In an application like a stepladder, you have to work with certain minimum dimensions for the stepladder to be practical (eg rungs and sides have to fit in the hands nicely). You also have to have certain minimum thicknesses on the parts to have sufficient resistance to local deformation (eg dropping a hammer on the rungs). That forces the parts to be significantly larger and stronger than they otherwise would be. Which makes very lightweight metals like magnesium and aluminum the better choice, as you can make thick parts at the required dimensions at very little weight.
Climbing gear is a great example of this. Even though there's a segment of that market for which money is no object, the only use for titanium in climbing gear is certain specialized applications where corrosion resistance is important.

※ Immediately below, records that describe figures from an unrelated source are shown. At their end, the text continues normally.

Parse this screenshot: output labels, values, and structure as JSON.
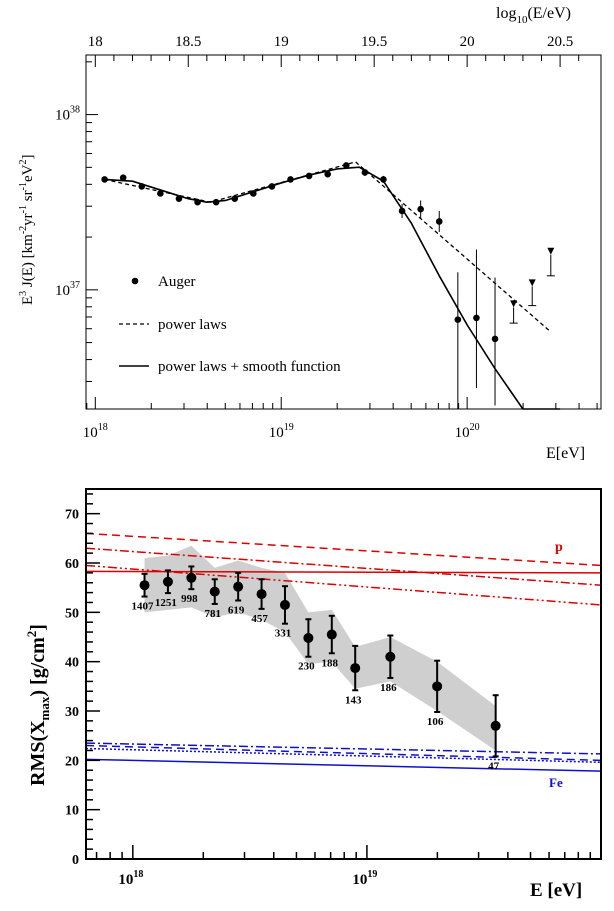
{
  "chart_data": [
    {
      "type": "scatter",
      "title": "",
      "xlabel": "E[eV]",
      "top_axis_label": "log10(E/eV)",
      "top_axis_label_parts": [
        "log",
        "10",
        "(E/eV)"
      ],
      "ylabel": "E3 J(E) [km-2 yr-1 sr-1 eV2]",
      "ylabel_parts": [
        "E",
        "3",
        " J(E) [km",
        "-2",
        "yr",
        "-1",
        " sr",
        "-1",
        "eV",
        "2",
        "]"
      ],
      "x_scale": "log10",
      "y_scale": "log10",
      "xlim": [
        17.95,
        20.72
      ],
      "ylim": [
        36.32,
        38.34
      ],
      "x_ticks": [
        18,
        19,
        20
      ],
      "x_tick_labels": [
        [
          "10",
          "18"
        ],
        [
          "10",
          "19"
        ],
        [
          "10",
          "20"
        ]
      ],
      "top_ticks": [
        18,
        18.5,
        19,
        19.5,
        20,
        20.5
      ],
      "top_tick_labels": [
        "18",
        "18.5",
        "19",
        "19.5",
        "20",
        "20.5"
      ],
      "y_ticks": [
        37,
        38
      ],
      "y_tick_labels": [
        [
          "10",
          "37"
        ],
        [
          "10",
          "38"
        ]
      ],
      "legend": {
        "position": "lower-left",
        "entries": [
          {
            "label": "Auger",
            "style": "marker"
          },
          {
            "label": "power laws",
            "style": "dashed"
          },
          {
            "label": "power laws + smooth function",
            "style": "solid"
          }
        ]
      },
      "series": [
        {
          "name": "Auger",
          "kind": "points",
          "x": [
            18.05,
            18.15,
            18.25,
            18.35,
            18.45,
            18.55,
            18.65,
            18.75,
            18.85,
            18.95,
            19.05,
            19.15,
            19.25,
            19.35,
            19.45,
            19.55,
            19.65,
            19.75,
            19.85,
            19.95,
            20.05,
            20.15
          ],
          "y": [
            37.63,
            37.64,
            37.59,
            37.55,
            37.52,
            37.5,
            37.5,
            37.52,
            37.55,
            37.59,
            37.63,
            37.65,
            37.66,
            37.71,
            37.67,
            37.63,
            37.45,
            37.46,
            37.39,
            36.83,
            36.84,
            36.72
          ],
          "yerr_low": [
            0.01,
            0.01,
            0.01,
            0.01,
            0.01,
            0.01,
            0.01,
            0.01,
            0.01,
            0.01,
            0.01,
            0.01,
            0.01,
            0.01,
            0.02,
            0.02,
            0.04,
            0.05,
            0.06,
            0.53,
            0.4,
            0.38
          ],
          "yerr_high": [
            0.01,
            0.01,
            0.01,
            0.01,
            0.01,
            0.01,
            0.01,
            0.01,
            0.01,
            0.01,
            0.01,
            0.01,
            0.01,
            0.01,
            0.02,
            0.02,
            0.04,
            0.05,
            0.06,
            0.27,
            0.39,
            0.35
          ]
        },
        {
          "name": "upper limits",
          "kind": "upper_limits",
          "x": [
            20.25,
            20.35,
            20.45
          ],
          "y": [
            36.9,
            37.02,
            37.2
          ],
          "y_top": [
            36.81,
            36.91,
            37.08
          ]
        },
        {
          "name": "power laws",
          "kind": "dashed",
          "x": [
            18.05,
            18.62,
            19.4,
            20.45
          ],
          "y": [
            37.63,
            37.5,
            37.73,
            36.76
          ]
        },
        {
          "name": "power laws + smooth function",
          "kind": "solid",
          "x": [
            18.05,
            18.2,
            18.35,
            18.5,
            18.6,
            18.7,
            18.85,
            19.0,
            19.15,
            19.3,
            19.42,
            19.55,
            19.7,
            19.85,
            20.0,
            20.15,
            20.3,
            20.4,
            20.5
          ],
          "y": [
            37.63,
            37.62,
            37.57,
            37.52,
            37.5,
            37.51,
            37.56,
            37.61,
            37.655,
            37.69,
            37.7,
            37.62,
            37.38,
            37.08,
            36.8,
            36.55,
            36.32,
            36.32,
            36.32
          ]
        }
      ]
    },
    {
      "type": "scatter",
      "title": "",
      "xlabel": "E [eV]",
      "ylabel": "RMS(Xmax) [g/cm2]",
      "ylabel_parts": [
        "RMS(X",
        "max",
        ") [g/cm",
        "2",
        "]"
      ],
      "x_scale": "log10",
      "xlim": [
        17.8,
        20.0
      ],
      "ylim": [
        0,
        75
      ],
      "x_ticks": [
        18,
        19
      ],
      "x_tick_labels": [
        [
          "10",
          "18"
        ],
        [
          "10",
          "19"
        ]
      ],
      "y_ticks": [
        0,
        10,
        20,
        30,
        40,
        50,
        60,
        70
      ],
      "y_tick_labels": [
        "0",
        "10",
        "20",
        "30",
        "40",
        "50",
        "60",
        "70"
      ],
      "annotations": [
        {
          "text": "p",
          "color": "#dd0000"
        },
        {
          "text": "Fe",
          "color": "#1010cc"
        }
      ],
      "points": {
        "x": [
          18.05,
          18.15,
          18.25,
          18.35,
          18.45,
          18.55,
          18.65,
          18.75,
          18.85,
          18.95,
          19.1,
          19.3,
          19.55
        ],
        "y": [
          55.5,
          56.2,
          57.0,
          54.2,
          55.2,
          53.7,
          51.5,
          44.8,
          45.5,
          38.7,
          41.0,
          35.0,
          27.0
        ],
        "err": [
          2.3,
          2.3,
          2.3,
          2.5,
          2.8,
          3.0,
          3.8,
          3.8,
          3.8,
          4.5,
          4.3,
          5.2,
          6.2
        ],
        "counts": [
          "1407",
          "1251",
          "998",
          "781",
          "619",
          "457",
          "331",
          "230",
          "188",
          "143",
          "186",
          "106",
          "47"
        ]
      },
      "systematic_band": {
        "x": [
          18.05,
          18.15,
          18.25,
          18.35,
          18.45,
          18.55,
          18.65,
          18.75,
          18.85,
          18.95,
          19.1,
          19.3,
          19.55
        ],
        "upper": [
          61.0,
          61.5,
          63.5,
          59.0,
          60.5,
          59.0,
          58.0,
          50.0,
          50.5,
          43.0,
          45.0,
          40.0,
          31.0
        ],
        "lower": [
          50.0,
          50.5,
          51.0,
          49.0,
          50.0,
          48.5,
          46.0,
          39.5,
          40.0,
          34.5,
          36.0,
          30.0,
          22.0
        ]
      },
      "series": [
        {
          "name": "p dashed",
          "color": "#dd0000",
          "style": "dashed",
          "x": [
            17.8,
            20.0
          ],
          "y": [
            66,
            59.5
          ]
        },
        {
          "name": "p dashdot",
          "color": "#dd0000",
          "style": "dashdot",
          "x": [
            17.8,
            20.0
          ],
          "y": [
            63,
            55.5
          ]
        },
        {
          "name": "p dashdotdot",
          "color": "#dd0000",
          "style": "dashdotdot",
          "x": [
            17.8,
            20.0
          ],
          "y": [
            59.5,
            51.5
          ]
        },
        {
          "name": "p solid",
          "color": "#dd0000",
          "style": "solid",
          "x": [
            17.8,
            20.0
          ],
          "y": [
            58.3,
            58.0
          ]
        },
        {
          "name": "Fe dashdot",
          "color": "#1010cc",
          "style": "dashdot",
          "x": [
            17.8,
            20.0
          ],
          "y": [
            23.5,
            21.3
          ]
        },
        {
          "name": "Fe dashed",
          "color": "#1010cc",
          "style": "dashed",
          "x": [
            17.8,
            20.0
          ],
          "y": [
            23.0,
            20.0
          ]
        },
        {
          "name": "Fe dotted",
          "color": "#1010cc",
          "style": "dotted",
          "x": [
            17.8,
            20.0
          ],
          "y": [
            22.4,
            19.6
          ]
        },
        {
          "name": "Fe solid",
          "color": "#1010cc",
          "style": "solid",
          "x": [
            17.8,
            20.0
          ],
          "y": [
            20.2,
            17.8
          ]
        }
      ]
    }
  ]
}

Eg fixed gear mounted on sea-side cliffs. Because climbing gear has to have certain minimum dimensions to avoid damaging ropes, the very low density of aluminum wins over titanium's higher density/higher strength.
If you made a carabiner out of titanium it'd be stronger than necessary, and a lot heavier.

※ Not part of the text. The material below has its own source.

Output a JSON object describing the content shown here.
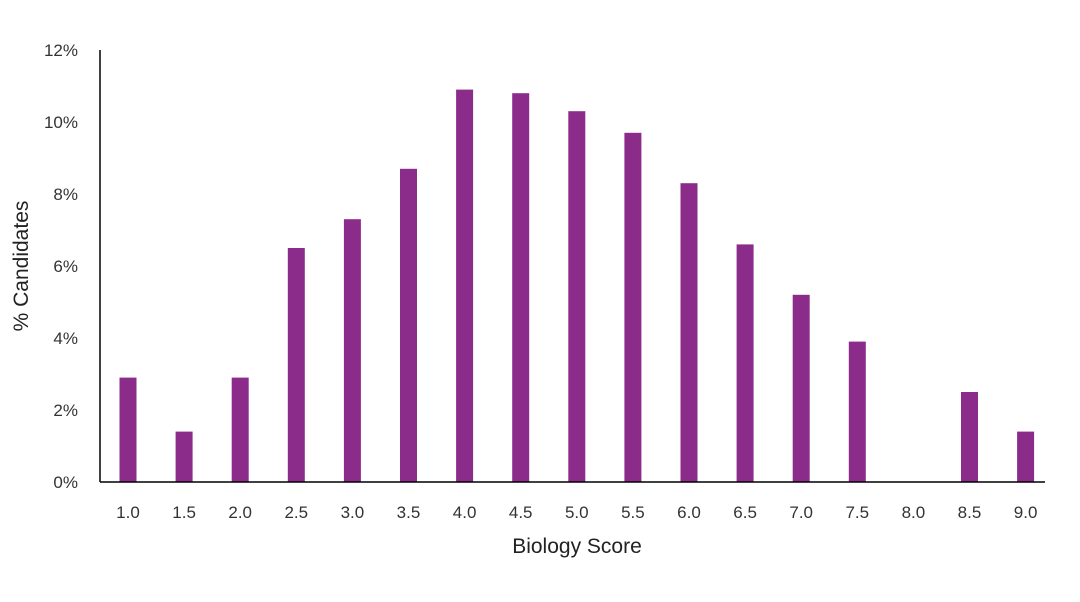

The result was a stunningly fast fighter aircraft, capable of Mach 3.2, though in practice engine overheating restricted operation maximum to Mach 2.83 (3,000 km/h), and even that for only 5 minutes at a time as the airframe and fuel would overheat. The MiG-25's mass necessitated huge wings (and overall dimensions), and limited maneuverability. Steel however provided better thermal-tolerance capabilities than aluminium, and lower cost and easier fabrication than titanium.
First flight 1964, introduced to active service in 1970.

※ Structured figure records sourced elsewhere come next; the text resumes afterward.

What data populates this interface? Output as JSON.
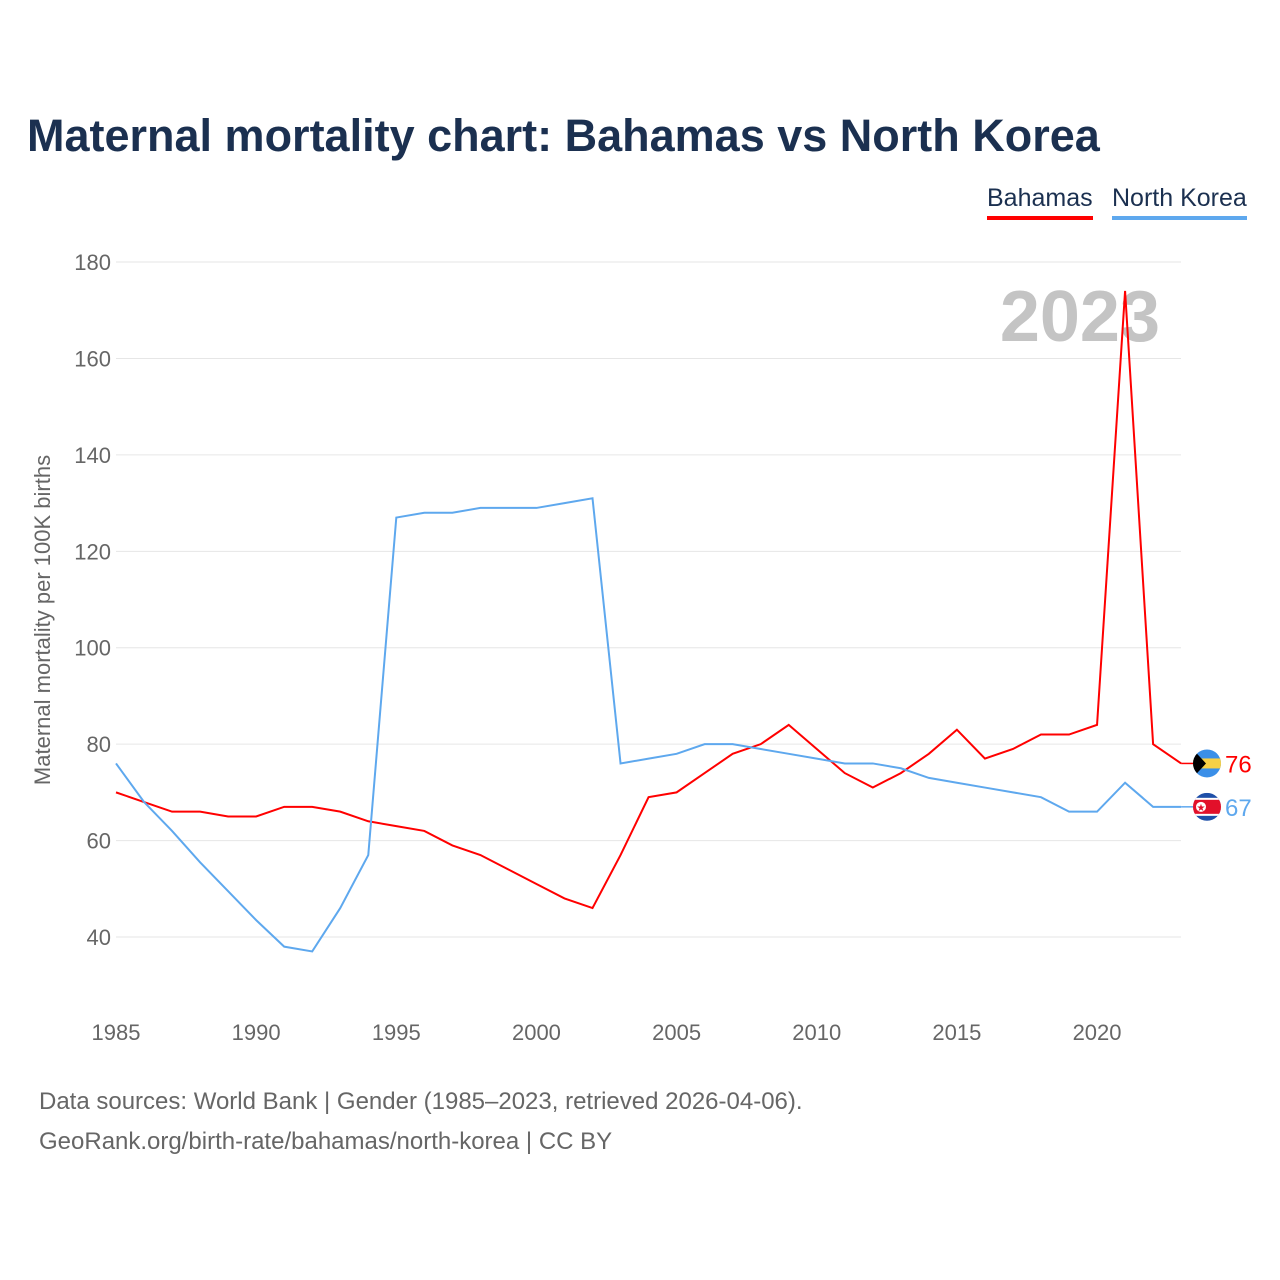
{
  "title": "Maternal mortality chart: Bahamas vs North Korea",
  "year_label": "2023",
  "sources": [
    "Data sources: World Bank | Gender (1985–2023, retrieved 2026-04-06).",
    "GeoRank.org/birth-rate/bahamas/north-korea | CC BY"
  ],
  "chart_data": {
    "type": "line",
    "title": "Maternal mortality chart: Bahamas vs North Korea",
    "xlabel": "",
    "ylabel": "Maternal mortality per 100K births",
    "xlim": [
      1985,
      2023
    ],
    "ylim": [
      30,
      180
    ],
    "xticks": [
      1985,
      1990,
      1995,
      2000,
      2005,
      2010,
      2015,
      2020
    ],
    "yticks": [
      40,
      60,
      80,
      100,
      120,
      140,
      160,
      180
    ],
    "legend_position": "top-right",
    "x": [
      1985,
      1986,
      1987,
      1988,
      1989,
      1990,
      1991,
      1992,
      1993,
      1994,
      1995,
      1996,
      1997,
      1998,
      1999,
      2000,
      2001,
      2002,
      2003,
      2004,
      2005,
      2006,
      2007,
      2008,
      2009,
      2010,
      2011,
      2012,
      2013,
      2014,
      2015,
      2016,
      2017,
      2018,
      2019,
      2020,
      2021,
      2022,
      2023
    ],
    "series": [
      {
        "name": "Bahamas",
        "color": "#ff0000",
        "end_label": "76",
        "values": [
          70,
          68,
          66,
          66,
          65,
          65,
          67,
          67,
          66,
          64,
          63,
          62,
          59,
          57,
          54,
          51,
          48,
          46,
          57,
          69,
          70,
          74,
          78,
          80,
          84,
          79,
          74,
          71,
          74,
          78,
          83,
          77,
          79,
          82,
          82,
          84,
          174,
          80,
          76
        ]
      },
      {
        "name": "North Korea",
        "color": "#5ea8ee",
        "end_label": "67",
        "values": [
          76,
          68,
          62,
          55.5,
          49.5,
          43.5,
          38,
          37,
          46,
          57,
          127,
          128,
          128,
          129,
          129,
          129,
          130,
          131,
          76,
          77,
          78,
          80,
          80,
          79,
          78,
          77,
          76,
          76,
          75,
          73,
          72,
          71,
          70,
          69,
          66,
          66,
          72,
          67,
          67
        ]
      }
    ]
  }
}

That said, the aircraft is notable as an exception to your generally-applicable rule.
<https://en.wikipedia.org/wiki/Mikoyan-Gurevich_MiG-25>
I suspect carbon fibre would also have thermal limitations for high-speed aircraft.
In terms of (rigid, diamond-frame) bicycles, this is why I’m still firmly in the steel camp. No aluminium, no carbon; just steel. It really does have an excellent combination of nice ride quality, low weight, high strength, good failure mode (I’ve broken a few frames, and they tend to just bend/sag, vs the rapid unscheduled disassembling of carbon/Al).
As a slight aside, magnesium is also a very interesting material. It might be we're on the cusp of a major expansion in magnesium usage due to recent advancements
- Mining from seawater (about 1 kg Mg in 1000L of seawater), or existing brine tailings from other extraction activities. With cheap solar electricity this might drive the cost down considerably (below the extremely dirty production methods being used today in China), providing carbon-emission free production of essentially unlimited amounts.
- thixomolding, a die-casting / injection molding-like process where the material isn't completely melted (thixotropic state), producing parts with much less porosity than traditional die casting.
- New alloys that are less prone to fires and corrosion.
For slightly more details, see https://www.youtube.com/watch?v=OIv_Rfl0L_A
For those curious, titanium is present in sea water, at 1 ppb! (magnesium is 1300 ppm)
The idea is you can use less titanium in the application you would use aluminum, but this has limits. If your ladder was .200” wall thickness, you might in theory get away with a .070” titanium for the same weight, but you start running into mechanical stresses or assembly issues or manufacturing.
Titanium is useful when you need internal volume - most recently as an example by Apple. Aluminum was fine, but had thick walls. Steel allowed thinner was but was heavier. Titanium allowed for thin walls and more internal volume, but at a higher cost.
Basically, if you don’t have a size limit, aluminum is great! But most things have size limits, and titanium allows you to trade size for cost.
https://www.apple.com/newsroom/2023/09/apple-unveils-iphone-... https://www.youtube.com/watch?v=S_W73ouKtjU&t=605s
Thick walls on the iPhone are what are going to prevent X Y area which I suspect they need more than thickness.